72-Hour Rule Gets Deported Immigrant Returned to the United States
Mei Ying Fong was ordered
returned to the United States last week after Southern District Judge Alvin K.
Hellerstien said immigration officials illegally deported her in September.
The Chinese immigrant had been removed from the United States even though
a contrary order was made.
Hellerstien determined Fong was
denied due process because she was told to appear for a hearing on her removal
but was then arrested, taken to an airport and deported to China.
Hellerstein said in court that this action violated a federal regulation
that states an undocumented individual taken into custody will not be deported
less than 72 hours afterward without the consent of that person.
Fong arrived in the U.S. in
1995 and three months later sought asylum based on her claim that Chinese
officials would retaliate against her for assisting a woman who was about to
have a forced abortion under the country’s government’s one-child policy.
Over six year period, the Bureau of Immigration and Customs Enforcement
tried to arrange to hear Fong’s asylum application and to hold hearings on her
removal.
In September 2003, the Bureau
of Immigration and Customs Enforcement scheduled a hearing on the adjustment
application. However, rather than
having a hearing, Fong was taken into custody upon arrival.
After receiving a writ of habeas corpus, Hellerstein ordered the
temporary stay of Fong’s removal.
The order was not adhered to,
however, when Fong was not removed from her plane headed to China.

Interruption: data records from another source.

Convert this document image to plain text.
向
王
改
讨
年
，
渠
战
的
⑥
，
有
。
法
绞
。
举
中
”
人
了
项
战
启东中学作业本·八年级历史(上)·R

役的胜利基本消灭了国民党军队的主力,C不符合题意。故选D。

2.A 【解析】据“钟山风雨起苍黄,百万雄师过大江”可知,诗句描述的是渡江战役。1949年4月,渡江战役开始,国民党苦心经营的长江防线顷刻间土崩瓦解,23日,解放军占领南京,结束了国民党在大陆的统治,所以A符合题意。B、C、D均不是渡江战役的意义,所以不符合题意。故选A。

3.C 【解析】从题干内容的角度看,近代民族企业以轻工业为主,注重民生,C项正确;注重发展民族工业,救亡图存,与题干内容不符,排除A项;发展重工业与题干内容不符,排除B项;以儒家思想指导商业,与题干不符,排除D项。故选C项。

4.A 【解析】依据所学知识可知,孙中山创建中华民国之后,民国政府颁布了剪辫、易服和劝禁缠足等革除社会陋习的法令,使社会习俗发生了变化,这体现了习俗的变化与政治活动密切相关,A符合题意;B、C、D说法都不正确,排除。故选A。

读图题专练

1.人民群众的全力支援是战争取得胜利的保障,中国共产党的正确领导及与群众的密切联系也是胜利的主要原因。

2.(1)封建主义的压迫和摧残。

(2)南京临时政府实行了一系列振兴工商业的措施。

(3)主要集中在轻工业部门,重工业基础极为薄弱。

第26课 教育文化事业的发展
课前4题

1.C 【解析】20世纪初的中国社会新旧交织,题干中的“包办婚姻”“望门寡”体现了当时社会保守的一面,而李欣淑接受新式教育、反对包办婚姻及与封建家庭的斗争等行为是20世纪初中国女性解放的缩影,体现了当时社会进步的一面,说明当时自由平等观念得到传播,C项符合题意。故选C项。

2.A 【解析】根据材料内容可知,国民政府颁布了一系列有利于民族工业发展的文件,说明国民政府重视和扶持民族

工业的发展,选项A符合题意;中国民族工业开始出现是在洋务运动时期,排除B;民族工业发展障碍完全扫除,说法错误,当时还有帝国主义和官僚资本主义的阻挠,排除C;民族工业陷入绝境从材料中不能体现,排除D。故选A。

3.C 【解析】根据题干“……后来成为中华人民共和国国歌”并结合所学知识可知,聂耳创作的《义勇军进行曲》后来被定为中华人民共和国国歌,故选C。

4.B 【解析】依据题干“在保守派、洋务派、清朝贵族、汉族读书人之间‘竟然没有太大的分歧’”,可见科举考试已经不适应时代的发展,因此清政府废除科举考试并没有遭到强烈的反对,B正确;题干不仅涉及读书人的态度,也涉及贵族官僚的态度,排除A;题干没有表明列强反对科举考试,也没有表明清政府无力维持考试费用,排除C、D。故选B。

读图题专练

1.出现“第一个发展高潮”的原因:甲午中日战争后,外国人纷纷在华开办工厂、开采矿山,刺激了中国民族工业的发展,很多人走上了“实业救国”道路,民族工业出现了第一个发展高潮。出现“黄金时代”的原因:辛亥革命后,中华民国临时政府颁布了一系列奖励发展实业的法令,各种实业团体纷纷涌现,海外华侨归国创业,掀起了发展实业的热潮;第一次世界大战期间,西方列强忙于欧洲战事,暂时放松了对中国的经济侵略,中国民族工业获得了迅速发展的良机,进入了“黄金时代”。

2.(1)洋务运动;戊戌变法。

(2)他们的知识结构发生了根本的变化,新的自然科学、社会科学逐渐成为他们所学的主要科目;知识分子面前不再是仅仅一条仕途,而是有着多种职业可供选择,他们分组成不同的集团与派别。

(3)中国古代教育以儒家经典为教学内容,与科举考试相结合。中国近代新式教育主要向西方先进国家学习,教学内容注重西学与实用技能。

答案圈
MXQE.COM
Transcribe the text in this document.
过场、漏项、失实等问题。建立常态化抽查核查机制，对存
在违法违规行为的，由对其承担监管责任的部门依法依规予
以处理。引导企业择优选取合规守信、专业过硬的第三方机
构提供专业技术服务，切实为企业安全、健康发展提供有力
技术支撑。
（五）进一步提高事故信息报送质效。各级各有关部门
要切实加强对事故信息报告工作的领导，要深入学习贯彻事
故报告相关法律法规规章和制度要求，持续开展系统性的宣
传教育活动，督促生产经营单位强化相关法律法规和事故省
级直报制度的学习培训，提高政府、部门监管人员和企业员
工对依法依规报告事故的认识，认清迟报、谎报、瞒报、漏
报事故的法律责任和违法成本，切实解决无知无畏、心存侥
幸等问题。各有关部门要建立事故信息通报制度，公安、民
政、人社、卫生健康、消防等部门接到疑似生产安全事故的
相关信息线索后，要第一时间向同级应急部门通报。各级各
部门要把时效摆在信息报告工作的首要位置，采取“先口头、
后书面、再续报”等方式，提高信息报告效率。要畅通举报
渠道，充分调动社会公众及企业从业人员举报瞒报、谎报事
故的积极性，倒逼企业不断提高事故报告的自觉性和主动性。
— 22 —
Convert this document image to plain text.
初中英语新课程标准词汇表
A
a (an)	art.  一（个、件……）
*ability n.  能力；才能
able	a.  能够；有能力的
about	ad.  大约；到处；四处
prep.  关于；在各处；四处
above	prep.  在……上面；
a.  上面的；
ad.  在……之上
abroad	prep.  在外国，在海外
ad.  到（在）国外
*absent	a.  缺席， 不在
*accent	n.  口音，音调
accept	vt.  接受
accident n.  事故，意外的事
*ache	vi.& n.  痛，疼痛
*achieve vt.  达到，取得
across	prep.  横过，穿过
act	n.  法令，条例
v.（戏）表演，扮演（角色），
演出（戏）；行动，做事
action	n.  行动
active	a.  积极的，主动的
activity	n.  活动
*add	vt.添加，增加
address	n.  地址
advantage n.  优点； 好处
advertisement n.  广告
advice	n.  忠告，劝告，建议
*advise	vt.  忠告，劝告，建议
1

Hellerstien argued in court last week that the new regulations, in the
form of the Illegal Immigration Reform and Immigrant Responsibility Act (IIRIRA)
passed in 1996, did not offer a time limit by which an individual who had been
taken into the government’s custody could not be removed.
Thus, Hellerstien determined the 72-hour requirement had been abandoned.
Hellerstien pointed out in
court that the intentions of IIRIRA were only to merge separate provisions for
deportable immigrants, and that a change to the 72-hour rule was never intended.